Fat Charlie Nancy’s life is pretty normal, until the day his father drops dead in a karaoke bar. Returning from London to Florida for the funeral, Fat Charlie makes a series of unexpected discoveries, including that his father was a god, and that he has a secret brother he never knew about. Fat Charlie unwittingly invites his brother, Spider, into his life only for him to decide to take it over completely, leaving Fat Charlie with little option but to take drastic measures to get his flat, his fiancé, and his life back.
I really loved Anansi Boys. I’m a big Neil Gaiman fan, and I think this might be my favourite yet. I had read American Gods before this, so I was familiar with Anansi already, but that is my no means necessary. This is NOT a sequel to American Gods, and the fact that Anansi appears in both is the only real link between the two.

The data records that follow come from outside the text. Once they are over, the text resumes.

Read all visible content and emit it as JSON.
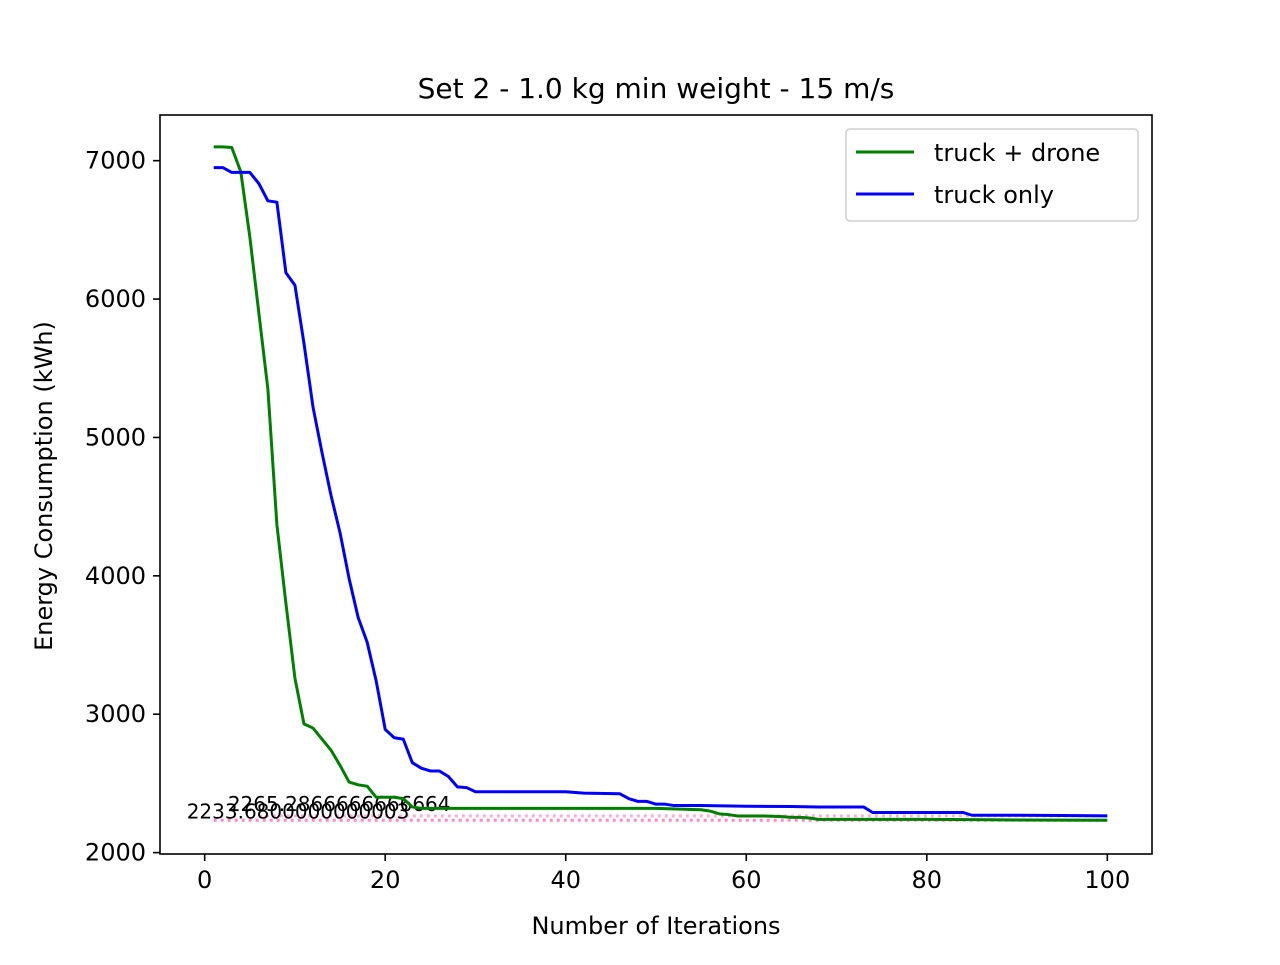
{
  "chart_data": {
    "type": "line",
    "title": "Set 2 - 1.0 kg min weight - 15 m/s",
    "xlabel": "Number of Iterations",
    "ylabel": "Energy Consumption (kWh)",
    "xlim": [
      -4.95,
      104.95
    ],
    "ylim": [
      1990,
      7330
    ],
    "xticks": [
      0,
      20,
      40,
      60,
      80,
      100
    ],
    "yticks": [
      2000,
      3000,
      4000,
      5000,
      6000,
      7000
    ],
    "grid": false,
    "legend_position": "top-right",
    "series": [
      {
        "name": "truck + drone",
        "color": "#008000",
        "x": [
          1,
          2,
          3,
          4,
          5,
          6,
          7,
          8,
          9,
          10,
          11,
          12,
          13,
          14,
          15,
          16,
          17,
          18,
          19,
          20,
          21,
          22,
          23,
          24,
          25,
          26,
          27,
          28,
          29,
          30,
          35,
          40,
          45,
          50,
          55,
          56,
          57,
          58,
          59,
          60,
          62,
          64,
          65,
          66,
          67,
          68,
          70,
          75,
          80,
          85,
          90,
          95,
          100
        ],
        "y": [
          7100,
          7100,
          7095,
          6920,
          6450,
          5900,
          5350,
          4370,
          3800,
          3260,
          2930,
          2900,
          2820,
          2740,
          2630,
          2510,
          2490,
          2480,
          2400,
          2400,
          2400,
          2390,
          2330,
          2320,
          2320,
          2320,
          2320,
          2320,
          2320,
          2320,
          2320,
          2320,
          2320,
          2320,
          2310,
          2300,
          2280,
          2275,
          2265,
          2265,
          2265,
          2260,
          2255,
          2255,
          2250,
          2240,
          2240,
          2240,
          2240,
          2238,
          2236,
          2235,
          2233.68
        ]
      },
      {
        "name": "truck only",
        "color": "#0000ff",
        "x": [
          1,
          2,
          3,
          4,
          5,
          6,
          7,
          8,
          9,
          10,
          11,
          12,
          13,
          14,
          15,
          16,
          17,
          18,
          19,
          20,
          21,
          22,
          23,
          24,
          25,
          26,
          27,
          28,
          29,
          30,
          35,
          40,
          42,
          46,
          47,
          48,
          49,
          50,
          51,
          52,
          55,
          60,
          65,
          68,
          70,
          73,
          74,
          75,
          80,
          84,
          85,
          90,
          95,
          100
        ],
        "y": [
          6950,
          6950,
          6915,
          6915,
          6915,
          6835,
          6710,
          6700,
          6190,
          6100,
          5680,
          5220,
          4890,
          4580,
          4310,
          3980,
          3700,
          3520,
          3240,
          2890,
          2830,
          2820,
          2650,
          2610,
          2590,
          2590,
          2550,
          2475,
          2470,
          2440,
          2440,
          2440,
          2430,
          2425,
          2390,
          2370,
          2370,
          2350,
          2350,
          2340,
          2340,
          2335,
          2333,
          2330,
          2330,
          2330,
          2290,
          2290,
          2290,
          2290,
          2270,
          2270,
          2268,
          2265.29
        ]
      }
    ],
    "annotations": [
      {
        "text": "2233.6800000000003",
        "x": 1,
        "y": 2233.68,
        "line_color": "#ff66cc"
      },
      {
        "text": "2265.2866666666664",
        "x": 6,
        "y": 2265.29,
        "line_color": "#ff99cc"
      }
    ]
  }
}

The characters are excellent (as Gaiman’s characters usually are). I really liked Fat Charlie, and the way his confidence and personality grew throughout the story was very effective and realistic. Spider, Daisy, Rosie and her mum were all also brilliant, but the other top stand-out characters for me were definitely Maeve and Mrs Higgler.
The way race is represented in this book is, in my opinion, incredibly well done. All the main characters are black, but this isn’t explicitly mentioned for most of the book. Instead, it’s implied through their language and behaviours. I really liked that the protagonists were black without it being a gimmick or key plot feature (beyond the context of Anansi being an African god).
The plot isn’t particularly epic or fantastical. It is, essentially, one man trying to solve the problem of his charismatic brother, but with some mythology and magic thrown in. The magical aspect of this book is particularly good. I loved the way Spider’s magic worked; with things being a certain way or people thinking things just because he says so. He isn’t casting spells or really ‘doing magic’ as such, but he’s the son of a god, so if he says something is so then it must be.
I 100% recommend Anansi Boys to all Gaiman fans, fantasy or mythology fans, and all fiction readers in general. It’s Gaiman at his best, with all the thought-provoking depth of American Gods but much lighter and more humorous.
Finally, I read the version illustrated by Daniel Egneus, and the visuals are stunning. They complement the style and the story so incredibly well, I definitely recommend reading this particular version.